What can explain such profligacy at a time of resource scarcity, when we need to make every dollar go as far as it can go? Part of the answer is poor organization and lack of knowledge. I remember looking recently at a newspaper picture of President Obama’s Afghanistan war cabinet, the one making the decision to send an additional 40,000 troops to Afghanistan this year. As you gazed at the picture, looking at the seventeen generals, politicians, and advisors, there wasn’t even one single expert on the culture or language of the country we have occupied.
Another part of the explanation is greed. The politicians and insider companies have made a pact in which the politicians deliver the policies and the companies deliver the campaign contributions. The lobbying has been so successful that the deregulation of banks, automobiles, health insurers, and oil companies has nearly brought us to ruin.
But much of the explanation is a widespread pessimism, a lack of faith in humanity, the opposition to the fundamental idea that we can do better if we try. Of course we can. A President John Kennedy once said, Our problems are manmade — therefore, they can be solved by man. And man can be as big as he wants. No problem of human destiny is beyond human beings. Man's reason and spirit have often solved the seemingly unsolvable — and we believe they can do it again.

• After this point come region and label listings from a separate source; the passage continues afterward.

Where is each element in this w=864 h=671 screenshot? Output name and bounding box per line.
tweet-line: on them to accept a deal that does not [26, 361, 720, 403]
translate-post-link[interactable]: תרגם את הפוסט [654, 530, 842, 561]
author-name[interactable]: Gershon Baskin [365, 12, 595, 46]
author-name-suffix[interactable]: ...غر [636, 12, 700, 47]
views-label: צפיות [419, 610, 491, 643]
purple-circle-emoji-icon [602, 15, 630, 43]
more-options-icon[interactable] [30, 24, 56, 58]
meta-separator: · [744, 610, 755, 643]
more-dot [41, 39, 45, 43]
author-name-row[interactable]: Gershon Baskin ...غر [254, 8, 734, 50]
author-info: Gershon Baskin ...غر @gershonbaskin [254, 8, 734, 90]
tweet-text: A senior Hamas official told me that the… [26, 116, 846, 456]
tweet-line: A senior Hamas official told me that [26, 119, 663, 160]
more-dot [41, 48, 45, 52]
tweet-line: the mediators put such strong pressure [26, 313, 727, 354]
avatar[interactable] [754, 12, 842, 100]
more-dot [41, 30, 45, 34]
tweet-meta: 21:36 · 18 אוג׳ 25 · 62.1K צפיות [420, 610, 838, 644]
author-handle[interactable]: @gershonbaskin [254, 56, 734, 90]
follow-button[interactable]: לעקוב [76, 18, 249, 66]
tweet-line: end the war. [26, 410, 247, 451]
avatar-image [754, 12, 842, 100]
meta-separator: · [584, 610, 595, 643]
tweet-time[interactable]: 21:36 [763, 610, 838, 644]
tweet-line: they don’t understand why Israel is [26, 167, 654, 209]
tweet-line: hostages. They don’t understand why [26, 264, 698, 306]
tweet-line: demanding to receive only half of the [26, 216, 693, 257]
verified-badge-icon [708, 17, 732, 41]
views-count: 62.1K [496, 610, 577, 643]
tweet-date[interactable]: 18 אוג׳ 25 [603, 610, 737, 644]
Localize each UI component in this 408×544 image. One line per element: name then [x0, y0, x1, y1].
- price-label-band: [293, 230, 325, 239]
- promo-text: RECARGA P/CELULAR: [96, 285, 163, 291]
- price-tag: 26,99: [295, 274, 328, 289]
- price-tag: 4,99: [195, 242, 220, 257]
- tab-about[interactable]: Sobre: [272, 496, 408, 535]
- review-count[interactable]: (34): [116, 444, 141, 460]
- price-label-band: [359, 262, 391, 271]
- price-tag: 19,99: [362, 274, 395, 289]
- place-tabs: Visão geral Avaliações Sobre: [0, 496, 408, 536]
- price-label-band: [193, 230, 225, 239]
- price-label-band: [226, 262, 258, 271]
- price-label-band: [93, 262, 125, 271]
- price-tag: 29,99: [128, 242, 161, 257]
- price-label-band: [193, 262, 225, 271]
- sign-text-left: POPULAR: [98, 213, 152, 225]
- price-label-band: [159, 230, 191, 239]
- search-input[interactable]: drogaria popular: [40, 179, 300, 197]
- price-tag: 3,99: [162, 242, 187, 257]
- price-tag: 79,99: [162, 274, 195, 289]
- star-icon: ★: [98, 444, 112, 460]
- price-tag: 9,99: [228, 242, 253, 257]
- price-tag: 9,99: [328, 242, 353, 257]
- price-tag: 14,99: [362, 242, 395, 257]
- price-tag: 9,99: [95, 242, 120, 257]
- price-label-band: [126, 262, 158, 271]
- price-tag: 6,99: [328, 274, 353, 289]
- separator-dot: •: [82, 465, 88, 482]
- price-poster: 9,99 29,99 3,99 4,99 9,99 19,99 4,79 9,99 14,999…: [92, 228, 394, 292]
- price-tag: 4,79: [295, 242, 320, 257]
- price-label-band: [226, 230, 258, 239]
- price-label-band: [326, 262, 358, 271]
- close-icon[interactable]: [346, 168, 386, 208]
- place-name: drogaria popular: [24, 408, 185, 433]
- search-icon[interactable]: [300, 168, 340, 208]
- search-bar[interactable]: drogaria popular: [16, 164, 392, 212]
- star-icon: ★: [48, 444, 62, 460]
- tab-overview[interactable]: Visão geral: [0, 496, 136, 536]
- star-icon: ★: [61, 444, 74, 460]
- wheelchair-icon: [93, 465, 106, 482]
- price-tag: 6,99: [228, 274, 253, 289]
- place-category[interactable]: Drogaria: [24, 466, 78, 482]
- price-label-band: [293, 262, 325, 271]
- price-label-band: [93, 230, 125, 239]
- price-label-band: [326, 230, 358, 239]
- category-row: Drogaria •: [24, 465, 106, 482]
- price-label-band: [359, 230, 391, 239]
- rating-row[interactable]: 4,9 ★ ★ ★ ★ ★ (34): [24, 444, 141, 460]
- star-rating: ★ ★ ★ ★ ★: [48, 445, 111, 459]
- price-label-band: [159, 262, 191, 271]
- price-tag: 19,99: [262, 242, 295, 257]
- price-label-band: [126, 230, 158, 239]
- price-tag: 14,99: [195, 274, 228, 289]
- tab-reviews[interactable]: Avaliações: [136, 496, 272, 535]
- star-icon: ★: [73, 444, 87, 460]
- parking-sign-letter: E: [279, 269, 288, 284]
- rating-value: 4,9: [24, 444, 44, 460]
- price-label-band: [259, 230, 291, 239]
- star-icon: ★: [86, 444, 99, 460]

That is the idea and spirit that I ask you to carry forward from Connecticut College today. During your years at Connecticut College, you have been part of a community seeking the truth; part of a community drawing strength from diversity, yet grounded in a common humanity; part of a community founded on the deepest faith that knowledge is power to be deployed for the common good. Or, as the mission puts it, students will be educated to “put the liberal arts into action for the global society.”
With the skills that you have learned, you are not only empowered to find your own personal way around the dangerous twists and turns we now call the US economy, but also around the challenges that your generation will face, and that will define the future of the planet. You have been empowered to help fight hunger, poverty, and disease in the world, knowing full well that a tiny fraction of what we waste on war could harness the cutting edge technologies to raise the standard of life and preserve the peace;
You have been empowered to make choices to save the planet from our own neglect; to vote for climate change legislation, and to tell the climate deniers like the Wall Street Journal that their ignorance is risking your future and that of your own children who soon enough will be your greatest hope and legacy;
You have been empowered to say that enough is enough with the nasty ways that we have treated America’s poor and neglected in recent years, that the view that we owe each other nothing but sharp elbows and ruthless competition is a philosophy that deserves no bailouts from the American people;
And most importantly, you have been empowered to know that we are entering a new era, in which the US is but one of many powers, and in which our fate, and that of the world, will depend much more on our ideas and values than on America’s weaponry and military bases.
Take your values from Connecticut College today – values of community, diversity, knowledge, and mission – and show what you can do to improve the world. This is your turn, the challenge of your generation.
Congratulations to the graduating Class of 2010.